The United States’ Drug Enforcement Administration (DEA) made a ruling that removes CBD from the agency’s list of Schedule 1 drugs. This is an opportunity for CBD companies to explore other practical uses for CBD products given that regulatory agencies become more lenient toward CBD when it provides proven benefits. We can expect to have more permissive regulations in the near future.
The United States’ Drug Enforcement Administration (DEA) made a ruling that removes cannabidiol (CBD) from the agency’s list of Schedule 1 drugs, per CNBC.
The DEA considers drugs that have less than 0.1 percent THC as a Schedule 5 drug
The agency also imposed that the U.S. Food and Drug Administration (FDA) must also approve these drugs.

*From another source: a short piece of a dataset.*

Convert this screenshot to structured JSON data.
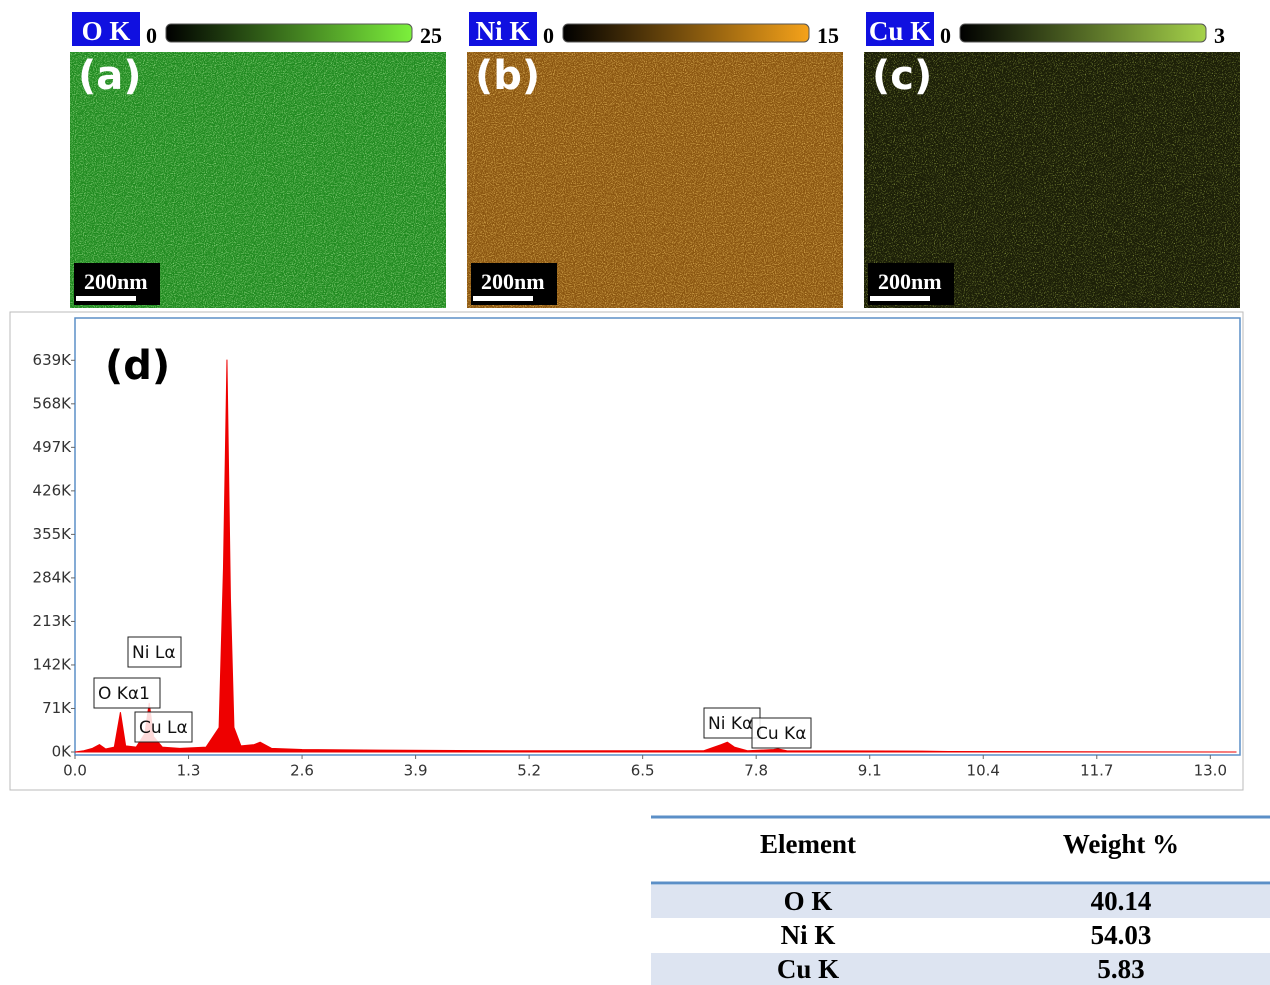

The agency defined Schedule 5 drugs as substances with a lower potential for abuse compared to other drugs. Some of the Schedule 5 drugs include antidiarrheal, antitussive, and analgesic medications.
Meanwhile, CBD is a chemical compound found in the cannabis plant
However, it does not give psychoactive effects to its users. Simply put, it does not make people high, unlike THC, which is another compound in the cannabis plant.
This means that the U.S. FDA-approved drug, Epidiolex, received its federal approval—a first of its kind. This allows doctors to prescribe the drug, which treats two rare types of epilepsy for patients two years and older. It’s also possible for insurance companies to cover the only CBD medication approved. This is a topic not discussed by Medicare and Medicaid Services.
This is also a historic moment because this is the first time that the DEA has removed any type of cannabis from its Schedule drugs or controlled substances list.
An opportunity for both CBD and pharmaceutical industry
Only Epidiolex meets DEA standards, but they do not limit it to this epilepsy treatment. This may encourage other companies to develop more CBD medications that would meet DEA and FDA standards.
One of the few downsides of this ruling is that the DEA specifically approved CBD medications. This means that other CBD products may not be able to achieve their standards for federal approval even if these products get FDA approval. The ruling is specific to CBD and excludes other cannabinoids. So if a medication has other cannabinoids in it except for CBD, regardless of its FDA approval, the DEA will not consider it as a Schedule 5 drug.
Another setback is that the DEA stated that any bulk cannabis material used to make Epidiolex will still be a Schedule 1 substances. This means that it would still be illegal to make CBD in the U.S.
A great push for CBD industry
Though they apply the ruling to only one specific product, it is still a positive thing that the DEA was able to make such changes, especially involving products with CBD. It is now more probable for the DEA or any other regulatory agencies to consider their stand when it comes to CBD. It is now more probable for the DEA or any other regulatory agencies to consider their stand when it comes to CBD.
This also opens an opportunity for CBD companies to explore other practical uses for CBD products given that regulatory agencies become more lenient toward CBD when it provides proven benefits, just like Epidiolex has.
We can expect to have more permissive regulations in the near future and this is only the start.